Is Saturn about to give birth to a new moon called Peggy?

Apr 16, 2014

'We have not seen anything like this before' say scientists, as they spot a bulge in planet's ring

Photo by NASA/Getty Images

SCIENTISTS believe they are witnessing the formation of a new moon in our solar system for the first time in the history of humanity.

Images from Nasa's Cassini-Huygens space probe show a bulge in Saturn's 'A-ring', the planet's brightest and outermost ring, suggesting that a new moon is being formed there. Scientists say the new arrival, nicknamed 'Peggy', could soon join Saturn's 62 other moons.

"We have not seen anything like this before," said astronomer Carl Murray, lead author of a study in science journal Icarus, which outlined the findings. "We may be looking at the act of birth, where this object is leaving the rings and heading off to be a moon in its own right."

Scientists are hoping that the "birth" will shed light on how Saturn's larger moons formed over the last few billion years.

Peggy is likely to be tiny in comparison to the largest of Saturn's moons, Titan, which has a diameter of more than 3,100 miles and a mass nearly double that of Earth's moon. Peggy would perhaps only be 0.5 miles in diameter – "really a moonlet", says Slate.

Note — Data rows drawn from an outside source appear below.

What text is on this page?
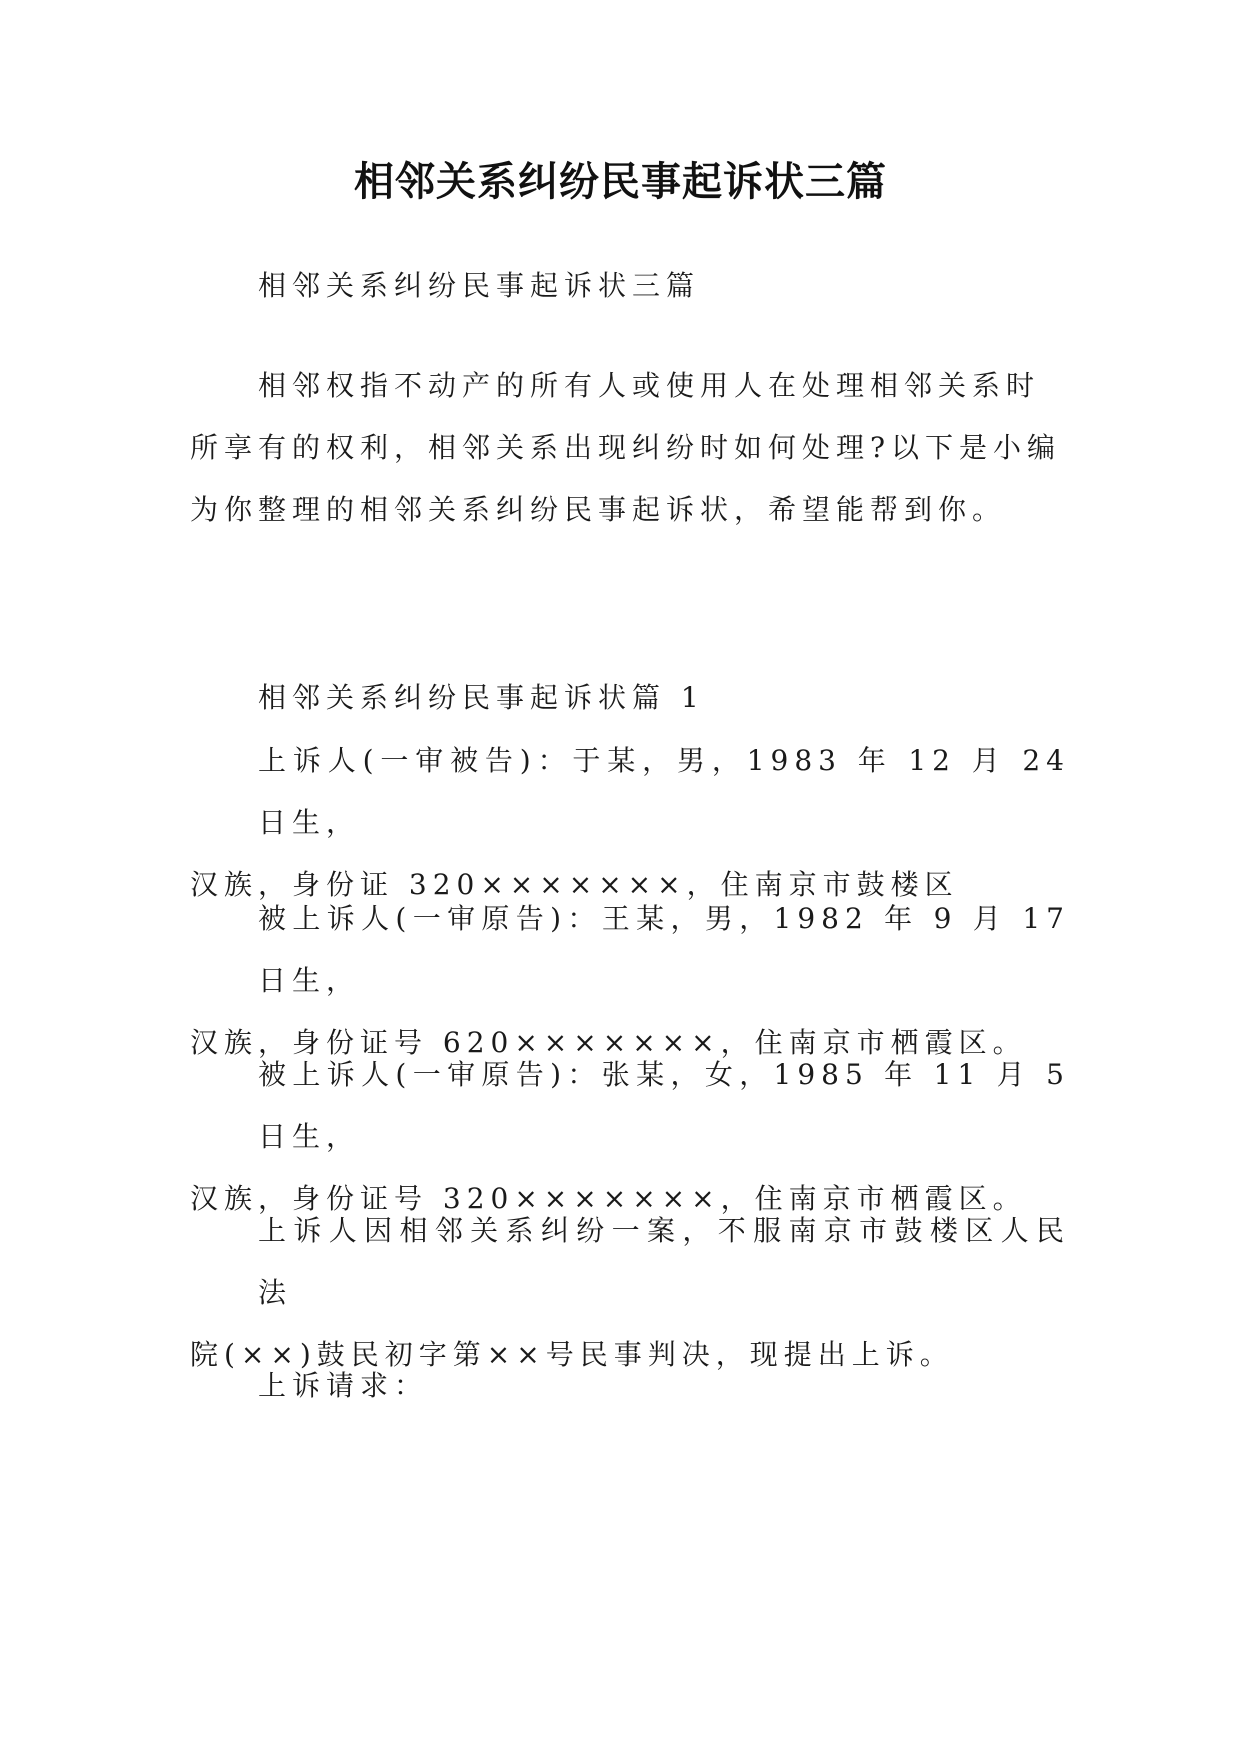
相邻关系纠纷民事起诉状三篇
相邻关系纠纷民事起诉状三篇
相邻权指不动产的所有人或使用人在处理相邻关系时
所享有的权利，相邻关系出现纠纷时如何处理?以下是小编
为你整理的相邻关系纠纷民事起诉状，希望能帮到你。
相邻关系纠纷民事起诉状篇 1
上诉人(一审被告)：于某，男，1983 年 12 月 24 日生，
汉族，身份证 320×××××××，住南京市鼓楼区
被上诉人(一审原告)：王某，男，1982 年 9 月 17 日生，
汉族，身份证号 620×××××××，住南京市栖霞区。
被上诉人(一审原告)：张某，女，1985 年 11 月 5 日生，
汉族，身份证号 320×××××××，住南京市栖霞区。
上诉人因相邻关系纠纷一案，不服南京市鼓楼区人民法
院(××)鼓民初字第××号民事判决，现提出上诉。
上诉请求：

Its tiny size suggests that Saturn's satellite-bearing days may soon be over, says The Independent, with each successive moon appearing smaller than the last, as the supply of potentially moon-forming material is depleted.

"The theory holds that Saturn long ago had a much more massive ring system capable of giving birth to larger moons," says Murray. "As the moons formed near the edge, they depleted the rings and evolved, so the ones that formed earliest are the largest and the farthest out."

Saturn's rings are made from individual fragments of ice, with a small amount of rocky material, ranging in size from tiny particles to boulder-like lumps. It is thought that material gradually clumped together in orbit to gather enough momentum to separate and become a moon.

According to Nasa, the Cassini space probe's orbit will take it closer to the outer edge of the A ring in late 2016, providing an opportunity to study Peggy in more detail.